Dr. St. Denis addresses the audience at ACVC.More and more states are following in New York's footsteps and considering a ban on the practice of declawing, but in the interim, it's incumbent on veterinarians to explain to clients the potential effects of the procedure and to counsel on alternatives, according to a speaker at the 2019 Atlantic Coast Veterinary Conference, being held in Atlantic City this week.
“The long-term impacts of declawing are not well documented or understood, and there is a paucity of studies examining the long-term side effects,” Kelly A. St. Denis, MSc, DVM, DABVP (feline practice), explained to attendees. During her session, Dr. St. Denis outlined what is known and unknown about the procedure and offered client communication tips about alternatives to the procedure.
What we know
Why clients typically want to declaw-and some alternatives. Typical reasons that pet owners ask veterinarians to declaw cats include protecting furniture from cat scratches, protecting family members from cat scratches and a belief that cats may transmit diseases like Bartonella henselae to others in the households. But cats can easily be trained to not scratch unwanted items, Dr. St. Denis explained. With ample environmental resources, such as scratching surfaces, scratching is less likely to become an issue. And when it comes to family members, Dr. St. Denis said all it takes is an understanding of how to properly handle a cat. Discussing diseases, Dr. St. Denis said that it is true that some can be transmitted through scratches, but she explained that declawing is not an acceptable method of preventing transmission.
Surgical, short and long-term risks. Because the surgical techniques vary widely, Dr. St. Denis said the risks and complications also vary. She listed the following surgical short- and long-term risks:
Damage to collateral tissue including paw pads, P2, nerves and blood vessels
Insufficient pain prevention and management
Potential for hemorrhage
Potential for tissue burns (on both the patient and the performer of the procedure) from laser techniques
Intraoperative tourniquet that results in reduced blood supply to the limb and nerve damage.
Short-term postoperative concerns
Infection of surgical site
Remnants of P3 left in situ
Reactions to suture or tissue adhesive used in closing surgical sites
Remnants of tissue adhesive causing subcutaneous swelling or discomfort
Reduced blood supply with postoperative bandaging
Postoperative pain as a result of the surgery in general and/or associated with any of the above complications.
- P3 remnants causing pain
- P3 remnant regrowth
- Tissue adhesive remnants causing pain and inflammation
- Tendon contracture?
- Chronic phantom pain/amputee pain
- Altered gait
- Chronic pain as a result of any of the above complications
- Behavior changes.
What we don't know
Neurologic, musculoskeletal and behavioral consequences
Nerves are severed during onychectomy, which means that changes in nerve firing, nerve response to stimulation and nerve health may occur, Dr. St. Denis explained.
Human medicine has shown a number of potential neurologic pain issues associated with amputation, and Dr. St.

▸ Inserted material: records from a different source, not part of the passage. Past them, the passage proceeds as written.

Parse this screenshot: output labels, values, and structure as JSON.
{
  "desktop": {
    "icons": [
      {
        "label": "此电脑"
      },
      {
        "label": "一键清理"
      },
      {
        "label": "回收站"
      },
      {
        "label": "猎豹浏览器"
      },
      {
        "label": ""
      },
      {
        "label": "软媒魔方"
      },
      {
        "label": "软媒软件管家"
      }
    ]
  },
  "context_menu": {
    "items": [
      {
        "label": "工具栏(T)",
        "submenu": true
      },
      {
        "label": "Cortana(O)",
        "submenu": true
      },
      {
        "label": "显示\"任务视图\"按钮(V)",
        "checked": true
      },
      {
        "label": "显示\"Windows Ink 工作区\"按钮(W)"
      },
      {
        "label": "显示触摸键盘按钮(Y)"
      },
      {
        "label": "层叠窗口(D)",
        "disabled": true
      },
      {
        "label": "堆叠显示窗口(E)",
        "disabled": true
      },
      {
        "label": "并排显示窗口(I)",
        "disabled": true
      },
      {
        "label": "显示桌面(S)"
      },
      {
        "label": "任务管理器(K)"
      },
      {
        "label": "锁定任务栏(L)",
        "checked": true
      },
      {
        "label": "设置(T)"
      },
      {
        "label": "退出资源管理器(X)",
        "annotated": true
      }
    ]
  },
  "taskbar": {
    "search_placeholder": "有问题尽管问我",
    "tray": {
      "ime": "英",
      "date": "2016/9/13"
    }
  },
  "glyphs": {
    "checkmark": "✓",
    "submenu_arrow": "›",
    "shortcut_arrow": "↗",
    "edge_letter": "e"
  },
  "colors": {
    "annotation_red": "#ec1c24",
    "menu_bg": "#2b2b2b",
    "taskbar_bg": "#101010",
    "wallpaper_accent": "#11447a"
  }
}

Denis said there's no arguing that in this process “we are amputating a piece of a digit.” She noted some of the human neurologic issues following amputation:
Stump pain in the residual portion of the amputated limb
Phantom pain, characterized by sensations experienced in the body part that no longer exists. This is exacerbated by stress, anxiety, exhaustion and depression.
Neuropathic pain, caused or initiated by a primary lesion or dysfunction in the peripheral or central nervous system.
Neuromas, which are benign proliferations of severed nerve fibers associated with disorganization of the nerve fibers, increased sensitivity and abnormal nerve signals.
Cats in particular are known to be masters at hiding illness, Dr. St. Denis said, which makes it difficult to document signs of pain. Some clinical signs that may occur with some of the neurologic conditions include:
Holding up one or both paws
Backing away from forelimbs
Appearing sore to the touch.
Alternatives to declawing
The Centers for Disease Control and Prevention recommends keeping cats' nails trimmed, applying appropriate flea and tick preventives, keeping cats indoors to reduce flea infestation and counseling those with compromised immune systems to adopt cats that are older than 1 year, since those younger than 1 are more likely to acquire illnesses and could transmit those illnesses.
As cat owners continue to turn away from declawing, veterinarians will need to be ready to offer alternatives and training advice, Dr. St. Denis said. These could include:
Offering clients regular nail trims at a discount rate
Teaching clients how to trim cats' nails themselves
Recommending Soft Paws, nail caps for cats
Educating on all appropriate resource and environmental management.
Editor's note: This article originally (and incorrectly) said that Dr. St. Denis suggested in her session that surgical tenectomy is a possible alternative to onychectomy. In fact, Dr. St. Denis only mentioned the procedure as a "treatment for tendon contraction ...[and] nobody should be practicing tenectomy as an alternative to declawing." We regret the error.